Golden Ticket

golden | The Hacker Toolstools.thehacker.recipes

mimikatz # kerberos::golden /user:Administrator /domain:<domain> /sid:S-xxx /service:krbtgt /rc4:<Password hash of krbtgt user>

a. /user:Administrator : To impersonate the Administrator user

b. /domain : Specify the FQDN of where the ticket will be valid

c. /sid:S-xxx : The security identifier (SID) of the user to impersonate

• Used to construct the Privilege Attribute Certificate (PAC) inside the Kerberos ticket

c. /service:krbtgt : specifies that this ticket is a TGT

d. /rc4 : password hash of the KRBTGT account for the specified domain (/domain )

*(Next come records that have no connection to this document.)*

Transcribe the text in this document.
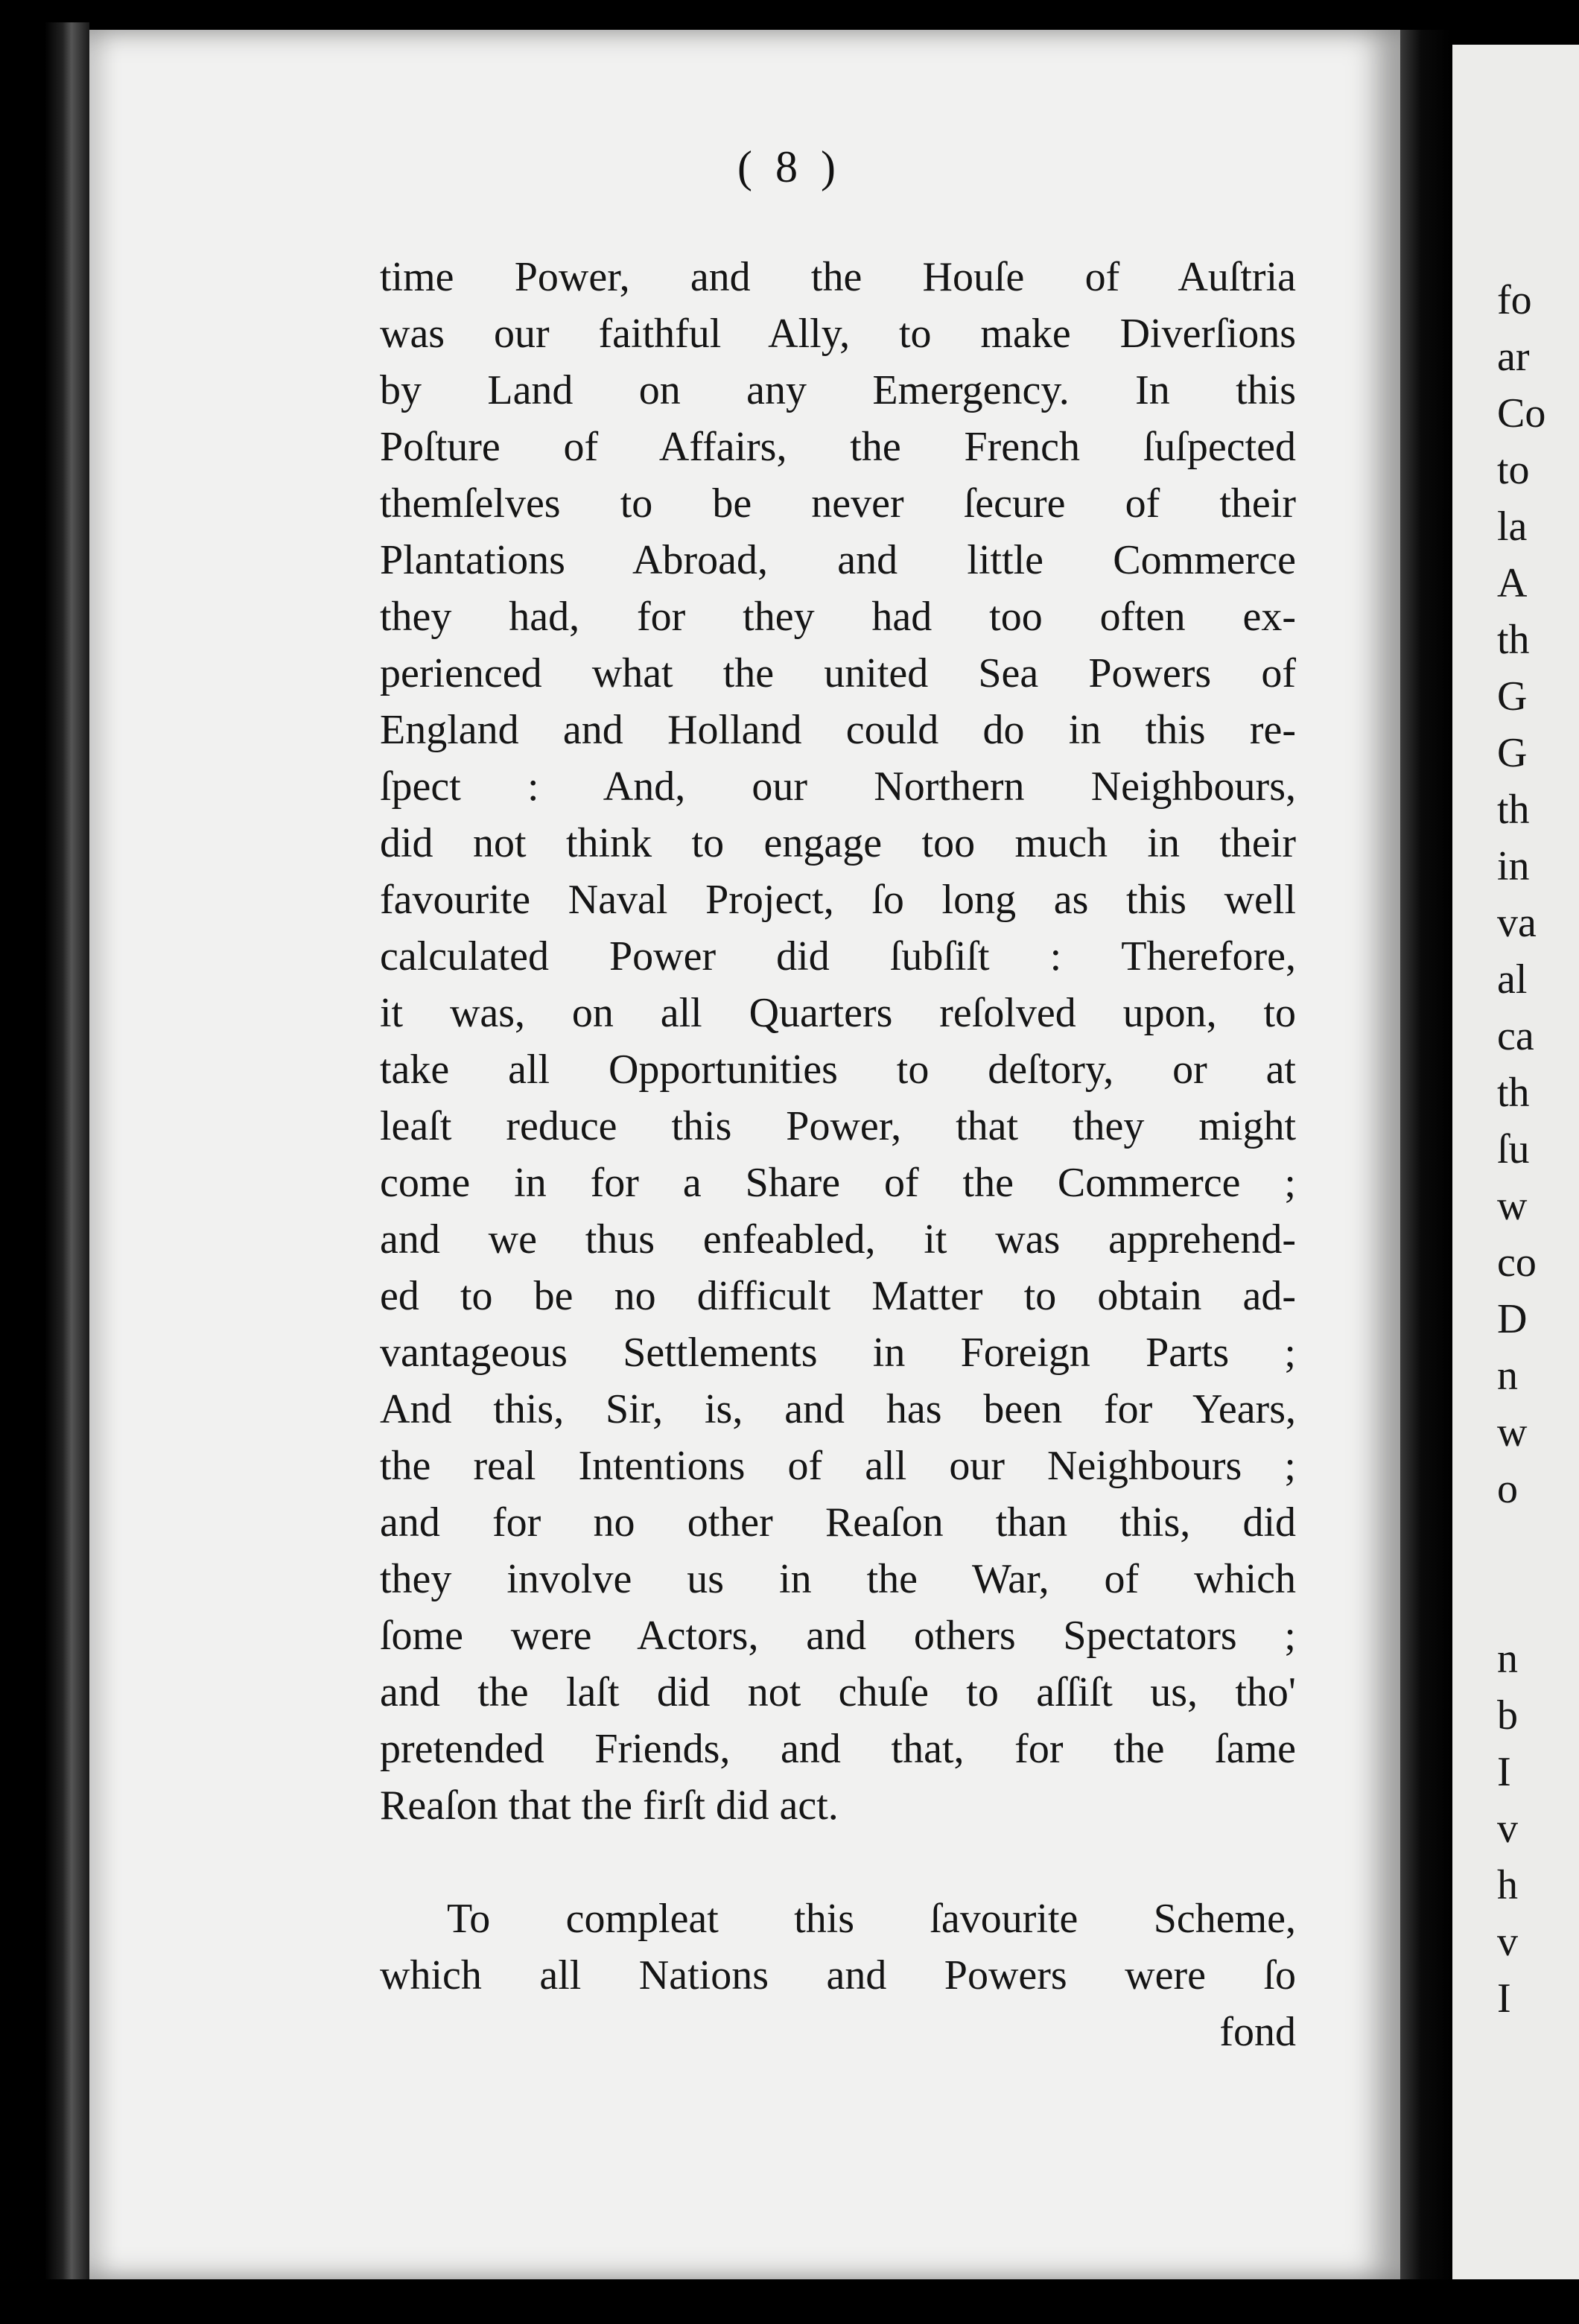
( 8 )
time Power, and the Houſe of Auſtria
was our faithful Ally, to make Diverſions
by Land on any Emergency. In this
Poſture of Affairs, the French ſuſpected
themſelves to be never ſecure of their
Plantations Abroad, and little Commerce
they had, for they had too often ex-
perienced what the united Sea Powers of
England and Holland could do in this re-
ſpect : And, our Northern Neighbours,
did not think to engage too much in their
favourite Naval Project, ſo long as this well
calculated Power did ſubſiſt : Therefore,
it was, on all Quarters reſolved upon, to
take all Opportunities to deſtory, or at
leaſt reduce this Power, that they might
come in for a Share of the Commerce ;
and we thus enfeabled, it was apprehend-
ed to be no difficult Matter to obtain ad-
vantageous Settlements in Foreign Parts ;
And this, Sir, is, and has been for Years,
the real Intentions of all our Neighbours ;
and for no other Reaſon than this, did
they involve us in the War, of which
ſome were Actors, and others Spectators ;
and the laſt did not chuſe to aſſiſt us, tho'
pretended Friends, and that, for the ſame
Reaſon that the firſt did act.
To compleat this ſavourite Scheme,
which all Nations and Powers were ſo
fond
fo
ar
Co
to
la
A
th
G
G
th
in
va
al
ca
th
ſu
w
co
D
n
w
o
n
b
I
v
h
v
I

Comparisons with other tools

Notice that the following fields does not need to be specified when creating a TGT with other tools such as mimikatz kerberos::tgt , kekeo tgt::ask or Rubeus asktgt :

a. /service:krbtgt

b. /sid:xxxx

This is because these tools automatically includes the /service field, before sending an actual TGT request to the KDC (which handles the /sid).

While for the Golden Ticket attack, we bypass the KDC altogether and create our own TGTs. Therefore, we have to perform a request to the domain controller to retrieve the SID, and manually include it in the /sid option.

NOTE: Even though Golden Ticket are always TGTs (/service:krbtgt by default), Mimikatz provides flexibility with this field and forces users to explicitly identify it.